A nice way to think about it is to notice that a function from any finite set to itself can be represented as a tuple, with the $i$th element giving the image of $i$ under the function: for example, $(2,3,4,1)$ is a representation of a function from the set $\{1,2,3,4\}$ to itself.

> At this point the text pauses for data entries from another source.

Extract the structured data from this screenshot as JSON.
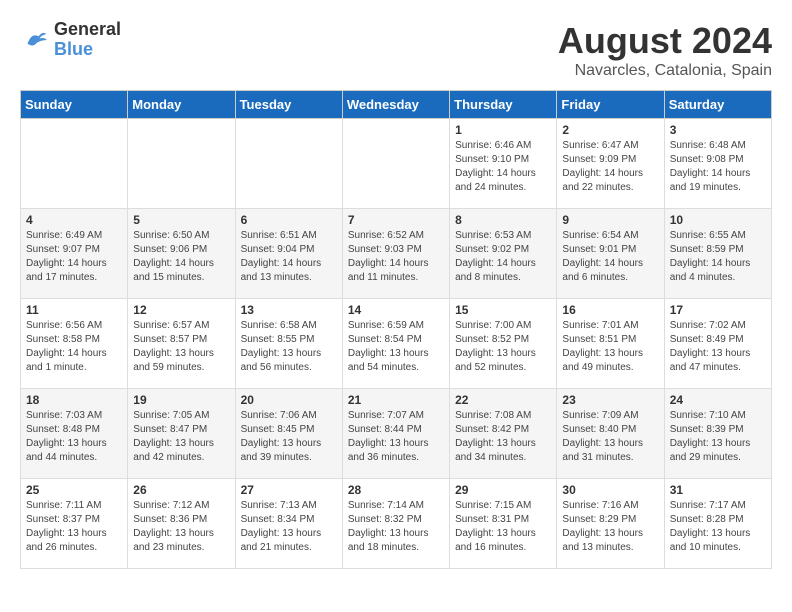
{
  "logo": {
    "line1": "General",
    "line2": "Blue"
  },
  "title": "August 2024",
  "subtitle": "Navarcles, Catalonia, Spain",
  "headers": [
    "Sunday",
    "Monday",
    "Tuesday",
    "Wednesday",
    "Thursday",
    "Friday",
    "Saturday"
  ],
  "weeks": [
    [
      {
        "day": "",
        "detail": ""
      },
      {
        "day": "",
        "detail": ""
      },
      {
        "day": "",
        "detail": ""
      },
      {
        "day": "",
        "detail": ""
      },
      {
        "day": "1",
        "detail": "Sunrise: 6:46 AM\nSunset: 9:10 PM\nDaylight: 14 hours\nand 24 minutes."
      },
      {
        "day": "2",
        "detail": "Sunrise: 6:47 AM\nSunset: 9:09 PM\nDaylight: 14 hours\nand 22 minutes."
      },
      {
        "day": "3",
        "detail": "Sunrise: 6:48 AM\nSunset: 9:08 PM\nDaylight: 14 hours\nand 19 minutes."
      }
    ],
    [
      {
        "day": "4",
        "detail": "Sunrise: 6:49 AM\nSunset: 9:07 PM\nDaylight: 14 hours\nand 17 minutes."
      },
      {
        "day": "5",
        "detail": "Sunrise: 6:50 AM\nSunset: 9:06 PM\nDaylight: 14 hours\nand 15 minutes."
      },
      {
        "day": "6",
        "detail": "Sunrise: 6:51 AM\nSunset: 9:04 PM\nDaylight: 14 hours\nand 13 minutes."
      },
      {
        "day": "7",
        "detail": "Sunrise: 6:52 AM\nSunset: 9:03 PM\nDaylight: 14 hours\nand 11 minutes."
      },
      {
        "day": "8",
        "detail": "Sunrise: 6:53 AM\nSunset: 9:02 PM\nDaylight: 14 hours\nand 8 minutes."
      },
      {
        "day": "9",
        "detail": "Sunrise: 6:54 AM\nSunset: 9:01 PM\nDaylight: 14 hours\nand 6 minutes."
      },
      {
        "day": "10",
        "detail": "Sunrise: 6:55 AM\nSunset: 8:59 PM\nDaylight: 14 hours\nand 4 minutes."
      }
    ],
    [
      {
        "day": "11",
        "detail": "Sunrise: 6:56 AM\nSunset: 8:58 PM\nDaylight: 14 hours\nand 1 minute."
      },
      {
        "day": "12",
        "detail": "Sunrise: 6:57 AM\nSunset: 8:57 PM\nDaylight: 13 hours\nand 59 minutes."
      },
      {
        "day": "13",
        "detail": "Sunrise: 6:58 AM\nSunset: 8:55 PM\nDaylight: 13 hours\nand 56 minutes."
      },
      {
        "day": "14",
        "detail": "Sunrise: 6:59 AM\nSunset: 8:54 PM\nDaylight: 13 hours\nand 54 minutes."
      },
      {
        "day": "15",
        "detail": "Sunrise: 7:00 AM\nSunset: 8:52 PM\nDaylight: 13 hours\nand 52 minutes."
      },
      {
        "day": "16",
        "detail": "Sunrise: 7:01 AM\nSunset: 8:51 PM\nDaylight: 13 hours\nand 49 minutes."
      },
      {
        "day": "17",
        "detail": "Sunrise: 7:02 AM\nSunset: 8:49 PM\nDaylight: 13 hours\nand 47 minutes."
      }
    ],
    [
      {
        "day": "18",
        "detail": "Sunrise: 7:03 AM\nSunset: 8:48 PM\nDaylight: 13 hours\nand 44 minutes."
      },
      {
        "day": "19",
        "detail": "Sunrise: 7:05 AM\nSunset: 8:47 PM\nDaylight: 13 hours\nand 42 minutes."
      },
      {
        "day": "20",
        "detail": "Sunrise: 7:06 AM\nSunset: 8:45 PM\nDaylight: 13 hours\nand 39 minutes."
      },
      {
        "day": "21",
        "detail": "Sunrise: 7:07 AM\nSunset: 8:44 PM\nDaylight: 13 hours\nand 36 minutes."
      },
      {
        "day": "22",
        "detail": "Sunrise: 7:08 AM\nSunset: 8:42 PM\nDaylight: 13 hours\nand 34 minutes."
      },
      {
        "day": "23",
        "detail": "Sunrise: 7:09 AM\nSunset: 8:40 PM\nDaylight: 13 hours\nand 31 minutes."
      },
      {
        "day": "24",
        "detail": "Sunrise: 7:10 AM\nSunset: 8:39 PM\nDaylight: 13 hours\nand 29 minutes."
      }
    ],
    [
      {
        "day": "25",
        "detail": "Sunrise: 7:11 AM\nSunset: 8:37 PM\nDaylight: 13 hours\nand 26 minutes."
      },
      {
        "day": "26",
        "detail": "Sunrise: 7:12 AM\nSunset: 8:36 PM\nDaylight: 13 hours\nand 23 minutes."
      },
      {
        "day": "27",
        "detail": "Sunrise: 7:13 AM\nSunset: 8:34 PM\nDaylight: 13 hours\nand 21 minutes."
      },
      {
        "day": "28",
        "detail": "Sunrise: 7:14 AM\nSunset: 8:32 PM\nDaylight: 13 hours\nand 18 minutes."
      },
      {
        "day": "29",
        "detail": "Sunrise: 7:15 AM\nSunset: 8:31 PM\nDaylight: 13 hours\nand 16 minutes."
      },
      {
        "day": "30",
        "detail": "Sunrise: 7:16 AM\nSunset: 8:29 PM\nDaylight: 13 hours\nand 13 minutes."
      },
      {
        "day": "31",
        "detail": "Sunrise: 7:17 AM\nSunset: 8:28 PM\nDaylight: 13 hours\nand 10 minutes."
      }
    ]
  ]
}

I'll write all my code using MATLAB syntax, as I think it's particularly easy to read, and arrays index from 1, which is sometimes pleasant for mathematicians.
Function composition is composition of tuples, and it can be computed in linear time:
function h = compose(f,g)
disp('Called compose')
for i = 1:length(f)
h(i) = f(g(i));
end
end
I've inserted a line to display a message every time the function composition routine is called. The squaring operator is then easily defined:
function f2 = square(f)
f2 = compose(f,f);
end
And finally our exponentiation routine is:
function h = exponentiate(f,n)
if n == 1 % The base case
h = f;
elseif mod(n,2) == 0
g = exponentiate(f,n/2);
h = square(g);
else
g = exponentiate(f,(n-1)/2);
h = compose(f,square(g));
end
end
We can now define a function and exponentiate it:
>> f = [2,3,4,5,1];
>> exponentiate(f,2)
Called compose
ans =
3 4 5 1 2
>> exponentiate(f,16)
Called compose
Called compose
Called compose
Called compose
ans =
2 3 4 5 1
>> exponentiate(f,63)
Called compose
Called compose
Called compose
Called compose
Called compose
Called compose
Called compose
Called compose
Called compose
Called compose
ans =
4 5 1 2 3
And there you have it - the composition function is called approximately $\log_2(x)$ times when we compose the function with itself $x$ times. It takes $O(n)$ time to do the function composition and $O(\log x)$ calls to the composition routine, for a total time complexity of $O(n\log x)$.